Hace ya algunos meses uno de los participantes en el Rally «Príncipe de Asturias» declaraba a LA NUEVA ESPAÑA algo así como que nuestra tierra le recordaba a su Polonia natal, aunque aquí -decía- los árboles eran más pequeños; una precisa afirmación que, al recordarla, me da pie para hablar de nuevo de nuestros bosques.

La mayor parte del territorio asturiano que está cubierto por arbolado lo está desde hace relativamente poco tiempo, hablando en términos de longevidad arbórea, por lo que es muy raro que en nuestra tierra podamos admirar grandes ejemplares. Salvo honrosas excepciones, que las hay, nuestros bosques naturales actuales vienen a ser el resultado del abandono de tierras agrarias o la evolución de pastos marginales, que, poco a poco, han sido recolonizados por los árboles que durante milenios fueron castigados por el fuego, para generar praderas, o por el hacha perseguidora de leña o madera y, más modernamente, por minas a cielo abierto, escombreras, repoblaciones con especies foráneas y eso que se llaman modernas infraestructuras.

Así las cosas, la posibilidad de admirar árboles -autóctonos o no- de gran talla deviene en un hecho sorprendente en Asturias; ¡si hasta nuestros parques más señeros sufren desde hace años de podas y desmoches, en una especie de afán por desfigurar sus siluetas!

Hay algo que parece molestar en esta santa tierra y que no ocurre en otros lugares (Portugal y León, sin ir más lejos). Disfrazado con alguna excusa fácilmente rebatible (facilitar la pesca, peligrosidad para viandantes, impedir alguna vista, ser foráneos, etcétera), el dedo acusador apunta continuamente a grandes árboles y, poco a poco, van cayendo.

Un par de ejemplos pueden clarificar lo que estoy diciendo.

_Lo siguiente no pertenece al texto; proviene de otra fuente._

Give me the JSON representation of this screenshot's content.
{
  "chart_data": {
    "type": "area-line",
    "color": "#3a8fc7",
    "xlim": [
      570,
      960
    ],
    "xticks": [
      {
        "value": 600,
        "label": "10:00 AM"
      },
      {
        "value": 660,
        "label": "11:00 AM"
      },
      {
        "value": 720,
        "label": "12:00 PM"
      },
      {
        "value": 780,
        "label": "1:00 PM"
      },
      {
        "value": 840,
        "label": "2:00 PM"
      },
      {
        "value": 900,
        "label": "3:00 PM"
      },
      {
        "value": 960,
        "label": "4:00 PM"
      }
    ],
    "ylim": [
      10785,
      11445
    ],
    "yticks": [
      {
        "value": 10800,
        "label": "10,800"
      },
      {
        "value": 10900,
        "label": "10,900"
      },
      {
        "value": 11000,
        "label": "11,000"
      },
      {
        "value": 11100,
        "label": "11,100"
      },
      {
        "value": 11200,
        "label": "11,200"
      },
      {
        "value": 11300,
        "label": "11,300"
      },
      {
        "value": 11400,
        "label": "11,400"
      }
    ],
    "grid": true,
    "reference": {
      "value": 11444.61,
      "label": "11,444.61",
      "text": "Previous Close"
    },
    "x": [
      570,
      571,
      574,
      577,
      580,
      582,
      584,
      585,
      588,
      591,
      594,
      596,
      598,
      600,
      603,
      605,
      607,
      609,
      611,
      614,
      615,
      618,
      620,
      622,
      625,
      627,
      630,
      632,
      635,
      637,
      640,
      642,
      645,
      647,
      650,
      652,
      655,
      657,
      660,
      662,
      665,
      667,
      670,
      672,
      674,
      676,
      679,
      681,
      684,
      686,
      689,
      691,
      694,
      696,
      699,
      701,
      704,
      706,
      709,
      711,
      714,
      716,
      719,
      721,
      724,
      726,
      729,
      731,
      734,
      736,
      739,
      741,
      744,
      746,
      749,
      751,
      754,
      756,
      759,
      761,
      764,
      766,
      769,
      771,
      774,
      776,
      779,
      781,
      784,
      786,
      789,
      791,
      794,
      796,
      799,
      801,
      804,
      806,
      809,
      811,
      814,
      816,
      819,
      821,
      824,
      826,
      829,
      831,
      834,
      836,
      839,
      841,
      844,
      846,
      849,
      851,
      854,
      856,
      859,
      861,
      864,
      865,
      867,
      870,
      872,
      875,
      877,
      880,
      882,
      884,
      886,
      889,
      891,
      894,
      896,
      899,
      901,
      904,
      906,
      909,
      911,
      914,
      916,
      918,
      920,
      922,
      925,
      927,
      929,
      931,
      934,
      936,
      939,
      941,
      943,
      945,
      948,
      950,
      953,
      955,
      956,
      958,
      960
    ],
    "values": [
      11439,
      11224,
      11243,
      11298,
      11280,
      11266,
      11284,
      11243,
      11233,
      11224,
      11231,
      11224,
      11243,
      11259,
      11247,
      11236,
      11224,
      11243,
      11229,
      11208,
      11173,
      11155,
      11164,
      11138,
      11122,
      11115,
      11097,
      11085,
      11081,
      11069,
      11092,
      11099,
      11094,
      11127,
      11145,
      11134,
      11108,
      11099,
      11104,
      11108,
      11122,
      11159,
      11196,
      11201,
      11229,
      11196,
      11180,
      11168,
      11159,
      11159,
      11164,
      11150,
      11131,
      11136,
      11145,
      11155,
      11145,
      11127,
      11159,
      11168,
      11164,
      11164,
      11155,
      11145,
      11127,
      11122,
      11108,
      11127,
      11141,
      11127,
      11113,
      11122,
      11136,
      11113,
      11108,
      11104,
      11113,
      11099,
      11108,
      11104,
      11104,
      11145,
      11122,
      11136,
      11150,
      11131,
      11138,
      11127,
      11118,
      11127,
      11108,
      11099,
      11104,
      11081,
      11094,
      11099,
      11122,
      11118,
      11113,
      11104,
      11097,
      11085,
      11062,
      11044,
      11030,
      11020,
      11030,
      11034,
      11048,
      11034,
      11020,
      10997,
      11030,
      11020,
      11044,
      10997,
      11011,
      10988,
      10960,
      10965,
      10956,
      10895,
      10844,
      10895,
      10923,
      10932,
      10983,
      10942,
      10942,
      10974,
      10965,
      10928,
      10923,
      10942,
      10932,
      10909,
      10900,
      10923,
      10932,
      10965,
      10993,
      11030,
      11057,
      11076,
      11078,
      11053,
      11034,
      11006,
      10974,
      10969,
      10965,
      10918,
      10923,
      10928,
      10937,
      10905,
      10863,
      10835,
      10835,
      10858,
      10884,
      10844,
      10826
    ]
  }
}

Hace relativamente poco tiempo un conjunto notable de chopos -40 a 60 años-, que vivían en la orilla del Nalón, en Soto de Rey, fue arrasado, destrozando en su caída gran parte de un bosque de ribera que albergaba una floreciente comunidad de aves acuáticas, algunas más que raras en nuestra región y de las que los ornitólogos esperábamos un futuro reproductor (alguien dijo que es que los árboles podían caer sobre los paseantes de una moderna senda fluvial). La última vez que me acerqué a Muniellos contemplé con gran pena cómo faltaban otros grandes chopos de la orilla del río en Tablizas; seguramente les llegó la muerte por ser alóctonos o por quitar vistas al bosque. Aquellos árboles estaban cubiertos por varias especies de grandes líquenes foliáceos, tan sensibles a la calidad del aire que han desaparecido de extensos territorios europeos; incluso en algunos países civilizados hasta los investigadores están intentando reintroducirlos; ¡si al menos se hubiera donado tan gran biomasa de seres vivos a alguna institución científica su muerte habría servido para algo!

En los últimos tiempos vuelve a hablarse de la necesidad de integrar nuestros montes en la economía regional, explotándolos desde una perspectiva silvicultural. Aunque no es una mala idea, es una idea recurrente que nunca ha llegado a cuajar, y eso por no enmarcarla en un criterio de sostenibilidad que requiere muchos años de inmovilizado antes de recoger los beneficios. La política forestal hecha a base de modas (castaños para duelas y para frutos, eucaliptos para papel, pinos americanos para lo que sea, pastos para pastar y, ahora, biomasa energética para quemar) nos ha llenado de cultivos en detrimento de nuestros bosques autóctonos y de una auténtica política forestal propia, con una componente medioambiental clara y con unos objetivos económicos correctamente establecidos; las modas conducen al hambre para mañana, pues no permiten establecer un futuro identitario claro. No hace falta volver al madreñero autosuficiente, pero sí sería necesario desarrollar un sector industrial propio de las maderas nobles capaz de sustentar un entramado de ebanisterías y carpinterías, sostenedoras, asimismo, de grandes extensiones de bosque autóctono, que no es sino lo que nuestra naturaleza nos regala a pesar de que reiteradamente lo dilapidemos.

Por cierto, para los amantes de los grandes tesoros ocultos, en Peloño, cerca del impresionante y divulgado Roblón de Bustiello, hay otro que tampoco tiene nada que envidiar a los gigantes de Muniellos ni a los de Polonia, y que seguramente está allí desde mucho antes de la caída de Granada; yo lo llamo «el roble de Juan Granda», para reconocer a un amigo que lleva casi toda su vida laboral vinculada a aquel rincón de la naturaleza pongüeta. Cuando en Asturias vivan muchos miles de estos grandes robles será porque la política forestal ha sido la correcta durante siglos.